Veille IA // Samedi 28 mars 2026 // Strasbourg

Près d’un Français sur deux utilise désormais l’IA générative. C’est le chiffre marquant du Baromètre du numérique 2026, publié par le CREDOC pour le compte de l’ARCEP, de l’ANCT et du CGE. En deux ans, le taux d’adoption est passé de 20% à 48%. Du jamais vu en 25 ans de baromètre : aucune technologie numérique n’avait été adoptée aussi vite.

📋 Dans cet article

  1. Les chiffres clés
  2. Ce que j’en retiens
  3. Glossaire express

Les chiffres clés

L’enquête, menée auprès de 4 145 personnes représentatives de la population française de 12 ans et plus, dresse un tableau contrasté de l’adoption de l’IA générative en France.

Côté adoption brute, les résultats sont spectaculaires. 85% des 18-24 ans ont déjà utilisé un outil d’IA générative — dont 73% pour l’aide aux devoirs. Chez les 25-39 ans, la pénétration reste forte. Chez les cadres, on atteint 76% d’utilisateurs. En comparaison, il avait fallu cinq ans à internet pour passer de 23% à 55% d’adoption.

Mais le tableau n’est pas uniforme. Seulement 15% des plus de 70 ans déclarent avoir utilisé l’IA générative. La fracture générationnelle est nette, et elle recoupe largement la fracture sociale : diplôme, catégorie socioprofessionnelle et lieu de résidence restent des facteurs déterminants.

L’accès aux outils IA dans le cadre professionnel a bondi de 40% à 60% des salariés en un an. Pourtant, selon une étude complémentaire, seules 34% des entreprises estiment avoir réellement transformé leur activité grâce à l’IA.

Ce que j’en retiens

Ce baromètre confirme ce qu’on observe au quotidien à Strasbourg et dans le Grand Est : l’IA générative n’est plus un sujet de curieux ou de technophiles. Elle s’est installée dans les usages, vite, et massivement chez les jeunes.

Mais je me méfie des gros chiffres. 48% d’utilisateurs, c’est impressionnant. Sauf que « utiliser » l’IA générative, ça va de la question posée une fois à ChatGPT au flux de travail quotidien intégré. Le vrai indicateur, ce n’est pas l’adoption — c’est l’impact.

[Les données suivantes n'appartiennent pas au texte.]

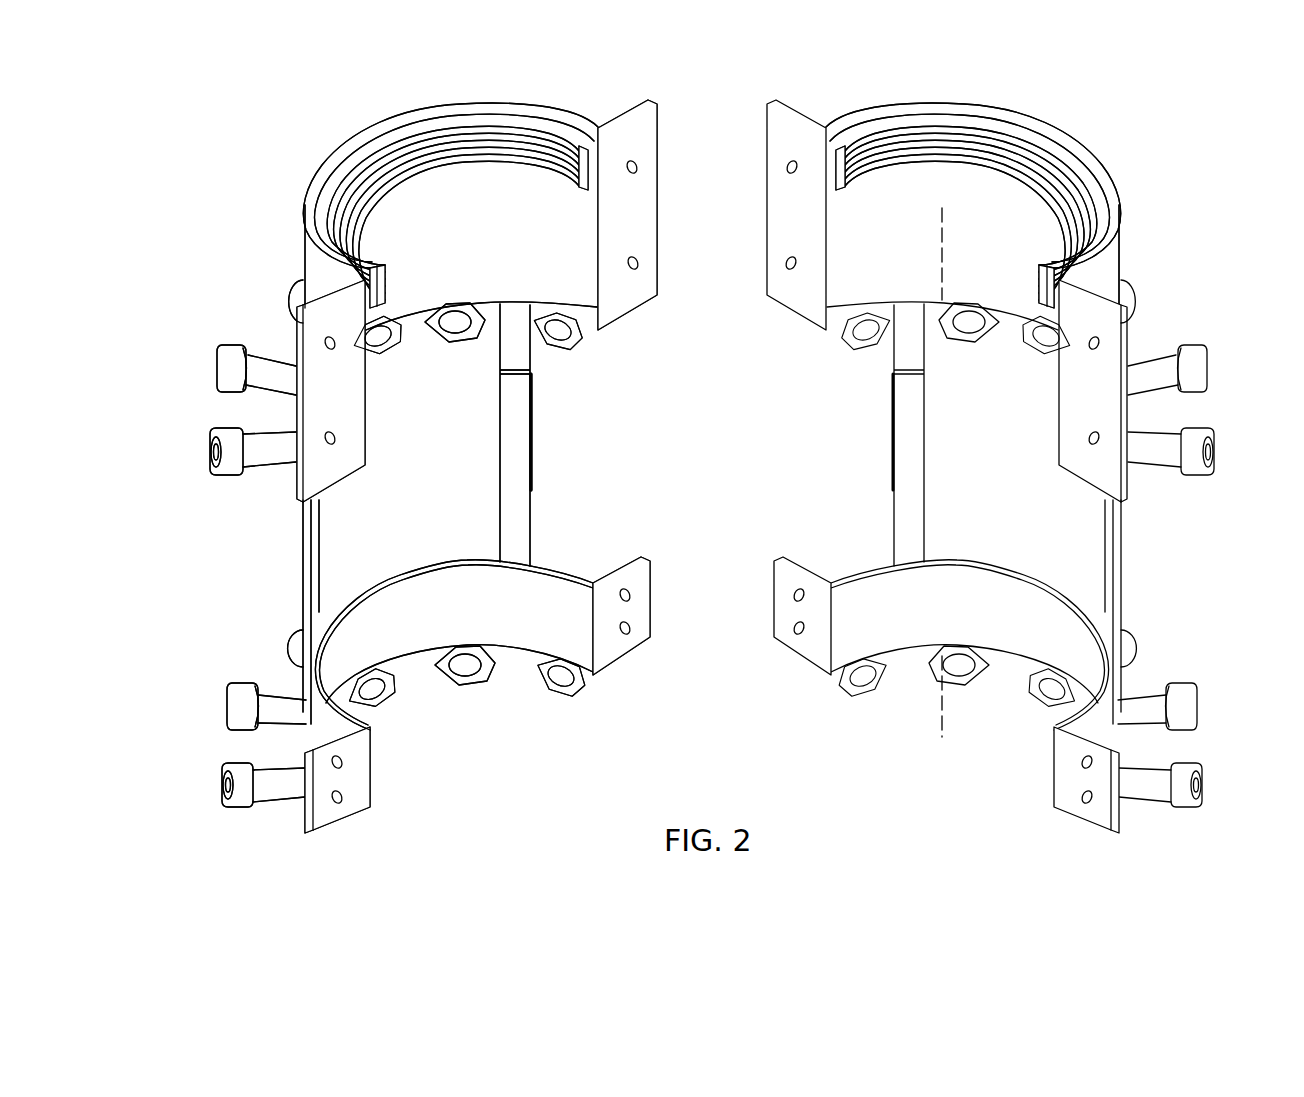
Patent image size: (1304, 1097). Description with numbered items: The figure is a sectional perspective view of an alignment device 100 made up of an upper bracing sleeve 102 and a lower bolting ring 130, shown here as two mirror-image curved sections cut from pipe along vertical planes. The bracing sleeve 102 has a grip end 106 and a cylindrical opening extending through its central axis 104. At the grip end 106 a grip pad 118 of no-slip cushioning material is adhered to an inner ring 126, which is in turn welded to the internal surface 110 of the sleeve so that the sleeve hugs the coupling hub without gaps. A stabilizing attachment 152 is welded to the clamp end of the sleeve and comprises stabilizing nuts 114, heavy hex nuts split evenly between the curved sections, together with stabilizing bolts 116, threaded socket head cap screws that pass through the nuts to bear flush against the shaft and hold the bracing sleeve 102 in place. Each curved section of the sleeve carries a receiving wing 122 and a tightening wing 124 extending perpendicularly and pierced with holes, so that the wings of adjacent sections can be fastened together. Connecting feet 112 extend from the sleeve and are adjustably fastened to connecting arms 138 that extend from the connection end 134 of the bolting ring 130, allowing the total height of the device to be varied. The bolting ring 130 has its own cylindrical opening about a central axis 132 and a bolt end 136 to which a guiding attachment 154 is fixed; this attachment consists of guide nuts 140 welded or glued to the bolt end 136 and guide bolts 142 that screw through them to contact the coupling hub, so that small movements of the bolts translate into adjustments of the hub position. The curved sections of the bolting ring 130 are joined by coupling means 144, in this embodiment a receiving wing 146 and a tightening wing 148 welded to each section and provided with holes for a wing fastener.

The alignment device 100 is at (720, 479).
The bracing sleeve 102 is at (1026, 479).
The central axis 104 is at (942, 222).
The grip end 106 is at (1077, 118).
The internal surface 110 is at (962, 116).
The connecting foot 112 is at (300, 537).
The stabilizing nuts 114 is at (600, 348).
The stabilizing bolts 116 is at (1200, 430).
The grip pad 118 is at (928, 150).
The receiving wing 122 is at (295, 405).
The tightening wing 124 is at (1120, 270).
The inner ring 126 is at (1116, 165).
The bolting ring 130 is at (1200, 746).
The central axis 132 is at (942, 718).
The connection end 134 is at (1142, 652).
The bolt end 136 is at (430, 742).
The connecting arm 138 is at (307, 600).
The guide nuts 140 is at (396, 690).
The guide bolts 142 is at (236, 768).
The coupling means 144 is at (1130, 836).
The receiving wing 146 is at (1126, 815).
The tightening wing 148 is at (302, 820).
The stabilizing attachment 152 is at (268, 337).
The guiding attachment 154 is at (276, 683).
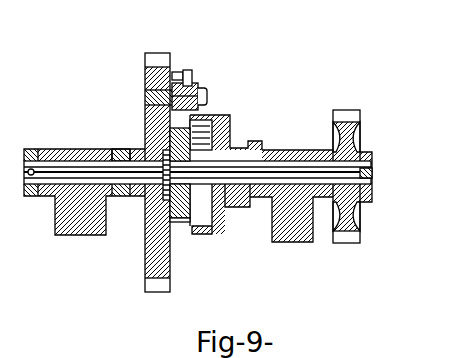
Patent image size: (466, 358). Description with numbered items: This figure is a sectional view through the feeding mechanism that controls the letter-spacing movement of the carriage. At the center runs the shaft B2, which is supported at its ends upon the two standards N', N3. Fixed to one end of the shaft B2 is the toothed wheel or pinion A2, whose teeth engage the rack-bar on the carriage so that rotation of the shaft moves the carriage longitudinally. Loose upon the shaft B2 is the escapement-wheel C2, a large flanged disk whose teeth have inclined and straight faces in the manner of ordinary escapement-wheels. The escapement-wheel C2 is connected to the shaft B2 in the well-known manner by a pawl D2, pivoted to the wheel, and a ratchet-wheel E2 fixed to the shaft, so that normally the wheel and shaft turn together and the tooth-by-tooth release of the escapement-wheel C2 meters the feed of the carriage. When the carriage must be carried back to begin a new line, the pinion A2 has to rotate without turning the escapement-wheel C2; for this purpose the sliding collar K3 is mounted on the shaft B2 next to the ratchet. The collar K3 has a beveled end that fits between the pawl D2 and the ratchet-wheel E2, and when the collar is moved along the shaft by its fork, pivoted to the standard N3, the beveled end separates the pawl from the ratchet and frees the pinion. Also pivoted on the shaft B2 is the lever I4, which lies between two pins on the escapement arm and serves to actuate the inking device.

The standard N' is at (84, 208).
The standard N3 is at (291, 211).
The escapement-wheel C2 is at (145, 112).
The lever I4 is at (121, 142).
The sliding collar K3 is at (226, 136).
The pawl D2 is at (199, 86).
The ratchet-wheel E2 is at (200, 224).
The toothed wheel or pinion A2 is at (362, 132).
The shaft B2 is at (372, 172).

Et là, le fossé est encore large : les deux tiers des entreprises qui ont donné accès à l’IA à leurs salariés n’en tirent pas de transformation réelle.

L’autre signal d’alerte, c’est la fracture. L’IA ne touche pas tout le monde de la même façon. Les seniors, les moins diplômés, les territoires ruraux restent largement en marge. À Strasbourg, des initiatives locales comme celles portées par le cluster ENACT ou les formations ANFH pour les hôpitaux montrent que la médiation et l’accompagnement font la différence. Sans ça, le chiffre de 48% masque une réalité beaucoup plus fragmentée.

Dernier point : la vitesse d’adoption n’est pas synonyme de maturité. L’IA générative se diffuse plus vite qu’internet à son époque, mais les usages restent souvent superficiels. Le vrai défi, maintenant, c’est de passer de la curiosité à la compétence.

Glossaire express

IA générative — Technologie d’intelligence artificielle capable de produire du texte, des images, du code ou du son à partir d’instructions en langage naturel (prompt). Exemples : ChatGPT, Mistral, Claude, Midjourney.

Baromètre du numérique — Enquête annuelle du CREDOC (Centre de recherche pour l’étude et l’observation des conditions de vie), réalisée pour l’ARCEP et l’ANCT, qui mesure les usages numériques des Français depuis 2000.

Fracture numérique — Inégalité d’accès et d’usage des technologies numériques selon l’âge, le niveau de diplôme, la catégorie socioprofessionnelle ou le territoire. L’IA générative accentue cette fracture avec un fossé générationnel marqué.

Taux d’adoption — Proportion de la population ayant utilisé au moins une fois une technologie donnée. Ne mesure ni la fréquence, ni la profondeur de l’usage — d’où la nécessité de croiser avec d’autres indicateurs d’impact.

⚡ À retenir

  • Près d’un Français sur deux utilise désormais l’IA générative.